Der Berufssoldat begann seine Laufbahn 1965 als Pilot, kann über 4.000 Flugstunden in einer großen Palette von Kampfjets vorweisen, diente im Vietnam-Krieg und leitete US-Einheiten in Japan und im Pazifik. Als Diplomat unternahm Myers seit dem 11. September 2001 zahlreiche Reisen nach Asien und in den Nahen Osten mit dem Ziel, die von den USA gewünschte internationale Koalition gegen den Terror, aber auch gegen Saddam Hussein, zu schmieden.

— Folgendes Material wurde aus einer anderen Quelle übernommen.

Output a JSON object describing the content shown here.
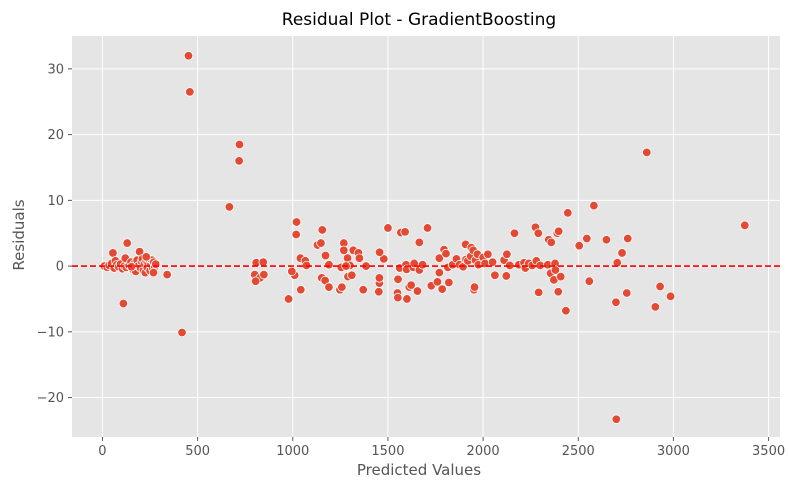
{
  "chart_data": {
    "type": "scatter",
    "title": "Residual Plot - GradientBoosting",
    "xlabel": "Predicted Values",
    "ylabel": "Residuals",
    "xlim": [
      -160,
      3560
    ],
    "ylim": [
      -26,
      35
    ],
    "x_ticks": [
      0,
      500,
      1000,
      1500,
      2000,
      2500,
      3000,
      3500
    ],
    "y_ticks": [
      -20,
      -10,
      0,
      10,
      20,
      30
    ],
    "y_tick_labels": [
      "−20",
      "−10",
      "0",
      "10",
      "20",
      "30"
    ],
    "grid": true,
    "reference_line": {
      "y": 0,
      "style": "dashed",
      "color": "#ff0000"
    },
    "colors": {
      "background": "#e5e5e5",
      "grid": "#ffffff",
      "point": "#e24a33",
      "point_edge": "#ffffff"
    },
    "points": [
      [
        452,
        32.0
      ],
      [
        459,
        26.5
      ],
      [
        720,
        18.5
      ],
      [
        718,
        16.0
      ],
      [
        2860,
        17.3
      ],
      [
        667,
        9.0
      ],
      [
        2582,
        9.2
      ],
      [
        2445,
        8.1
      ],
      [
        3375,
        6.2
      ],
      [
        1020,
        6.7
      ],
      [
        1018,
        4.8
      ],
      [
        1155,
        5.5
      ],
      [
        1500,
        5.8
      ],
      [
        1708,
        5.8
      ],
      [
        1568,
        5.1
      ],
      [
        1590,
        5.2
      ],
      [
        2165,
        5.0
      ],
      [
        2275,
        5.9
      ],
      [
        2290,
        5.0
      ],
      [
        2390,
        5.0
      ],
      [
        2397,
        5.3
      ],
      [
        2345,
        4.0
      ],
      [
        2358,
        3.6
      ],
      [
        2545,
        4.2
      ],
      [
        2648,
        4.0
      ],
      [
        2760,
        4.2
      ],
      [
        2505,
        3.1
      ],
      [
        2730,
        2.0
      ],
      [
        2705,
        0.5
      ],
      [
        1130,
        3.2
      ],
      [
        1148,
        3.5
      ],
      [
        1268,
        3.5
      ],
      [
        1318,
        2.4
      ],
      [
        1345,
        2.0
      ],
      [
        1350,
        1.2
      ],
      [
        1478,
        1.1
      ],
      [
        1456,
        2.1
      ],
      [
        1385,
        0.0
      ],
      [
        1268,
        2.4
      ],
      [
        1288,
        1.2
      ],
      [
        1300,
        0.1
      ],
      [
        1172,
        1.6
      ],
      [
        1040,
        1.2
      ],
      [
        1066,
        0.8
      ],
      [
        1072,
        0.1
      ],
      [
        1190,
        0.2
      ],
      [
        1255,
        -0.2
      ],
      [
        1280,
        0.0
      ],
      [
        1010,
        -1.4
      ],
      [
        995,
        -0.8
      ],
      [
        978,
        -5.0
      ],
      [
        1042,
        -3.6
      ],
      [
        1152,
        -1.8
      ],
      [
        1170,
        -2.2
      ],
      [
        1190,
        -3.2
      ],
      [
        1248,
        -3.6
      ],
      [
        1258,
        -3.2
      ],
      [
        1290,
        -1.6
      ],
      [
        1310,
        -1.4
      ],
      [
        1370,
        -3.6
      ],
      [
        1455,
        -2.6
      ],
      [
        1452,
        -3.9
      ],
      [
        1455,
        -1.8
      ],
      [
        1550,
        -4.1
      ],
      [
        1552,
        -4.8
      ],
      [
        1553,
        -2.0
      ],
      [
        1562,
        -0.3
      ],
      [
        1595,
        0.2
      ],
      [
        1598,
        -0.5
      ],
      [
        1600,
        -5.0
      ],
      [
        1612,
        -3.2
      ],
      [
        1622,
        -2.9
      ],
      [
        1633,
        -0.2
      ],
      [
        1638,
        0.4
      ],
      [
        1655,
        -3.8
      ],
      [
        1665,
        -0.6
      ],
      [
        1665,
        3.6
      ],
      [
        1682,
        0.2
      ],
      [
        1728,
        -3.0
      ],
      [
        1760,
        -2.4
      ],
      [
        1770,
        -1.0
      ],
      [
        1770,
        1.2
      ],
      [
        1785,
        -3.5
      ],
      [
        1795,
        2.5
      ],
      [
        1805,
        1.9
      ],
      [
        1815,
        -0.2
      ],
      [
        1820,
        -2.5
      ],
      [
        1840,
        0.2
      ],
      [
        1860,
        1.1
      ],
      [
        1876,
        0.2
      ],
      [
        1895,
        -0.1
      ],
      [
        1908,
        3.3
      ],
      [
        1910,
        1.0
      ],
      [
        1920,
        0.8
      ],
      [
        1935,
        1.5
      ],
      [
        1938,
        2.8
      ],
      [
        1948,
        2.4
      ],
      [
        1952,
        -3.6
      ],
      [
        1955,
        -3.2
      ],
      [
        1960,
        0.9
      ],
      [
        1970,
        1.8
      ],
      [
        1975,
        0.2
      ],
      [
        2000,
        1.3
      ],
      [
        2010,
        0.4
      ],
      [
        2025,
        1.8
      ],
      [
        2050,
        0.6
      ],
      [
        2062,
        -1.4
      ],
      [
        2110,
        0.9
      ],
      [
        2122,
        -1.5
      ],
      [
        2125,
        1.8
      ],
      [
        2140,
        0.1
      ],
      [
        2188,
        0.2
      ],
      [
        2215,
        0.5
      ],
      [
        2222,
        -0.3
      ],
      [
        2240,
        0.4
      ],
      [
        2258,
        0.1
      ],
      [
        2280,
        0.8
      ],
      [
        2292,
        -4.0
      ],
      [
        2300,
        0.1
      ],
      [
        2340,
        0.2
      ],
      [
        2355,
        -1.1
      ],
      [
        2372,
        -2.1
      ],
      [
        2378,
        0.4
      ],
      [
        2380,
        -0.6
      ],
      [
        2395,
        -3.9
      ],
      [
        2408,
        -1.6
      ],
      [
        2435,
        -6.8
      ],
      [
        2558,
        -2.3
      ],
      [
        2698,
        -5.5
      ],
      [
        2755,
        -4.1
      ],
      [
        2905,
        -6.2
      ],
      [
        2930,
        -3.1
      ],
      [
        2985,
        -4.6
      ],
      [
        2700,
        -23.3
      ],
      [
        418,
        -10.1
      ],
      [
        800,
        -1.3
      ],
      [
        808,
        0.5
      ],
      [
        845,
        0.6
      ],
      [
        828,
        -1.8
      ],
      [
        848,
        -1.3
      ],
      [
        805,
        -2.3
      ],
      [
        10,
        0.0
      ],
      [
        25,
        -0.2
      ],
      [
        35,
        0.1
      ],
      [
        48,
        0.4
      ],
      [
        55,
        2.0
      ],
      [
        62,
        -0.3
      ],
      [
        68,
        0.8
      ],
      [
        75,
        0.2
      ],
      [
        85,
        -0.1
      ],
      [
        95,
        0.3
      ],
      [
        105,
        -0.4
      ],
      [
        115,
        0.0
      ],
      [
        120,
        1.2
      ],
      [
        125,
        -0.2
      ],
      [
        130,
        3.5
      ],
      [
        140,
        0.1
      ],
      [
        150,
        0.6
      ],
      [
        160,
        -0.5
      ],
      [
        168,
        0.4
      ],
      [
        175,
        -0.8
      ],
      [
        182,
        0.9
      ],
      [
        188,
        0.0
      ],
      [
        195,
        2.2
      ],
      [
        200,
        -0.3
      ],
      [
        205,
        0.7
      ],
      [
        210,
        1.1
      ],
      [
        215,
        -0.6
      ],
      [
        220,
        0.3
      ],
      [
        225,
        -1.0
      ],
      [
        230,
        0.8
      ],
      [
        235,
        -0.2
      ],
      [
        240,
        0.5
      ],
      [
        245,
        1.0
      ],
      [
        250,
        -0.7
      ],
      [
        255,
        0.2
      ],
      [
        260,
        0.9
      ],
      [
        265,
        -0.4
      ],
      [
        270,
        0.6
      ],
      [
        275,
        -0.1
      ],
      [
        280,
        0.3
      ],
      [
        110,
        -5.7
      ],
      [
        340,
        -1.3
      ],
      [
        152,
        -0.1
      ],
      [
        230,
        1.4
      ],
      [
        268,
        -1.0
      ]
    ]
  }
}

Seine diplomatischen Fähigkeiten stellte Myers auch unter Beweis, als er kürzlich nach seiner eigenen Position zu dem weltweit kritisierten, einseitigen und von der UNO nicht gedeckten Angriff auf den Irak befragt wurde. Er habe eine private Meinung und private Ratschläge, sagte er darauf. Diese tue er nur dem Präsidenten kund. Zugleich verwies er auf die "Verbindung von Terrorismus und Massenvernichtungswaffen", die das amerikanische Volk bedrohe. Im übrigen hätten laut US-Verfassung die Politiker die Entscheidung über Krieg oder Frieden zu treffen. Die Militärs seien verpflichtet, Befehlen zu gehorchen - es sei denn, diese seien "unmoralisch und illegal" oder verletzten ethische Prinzipien.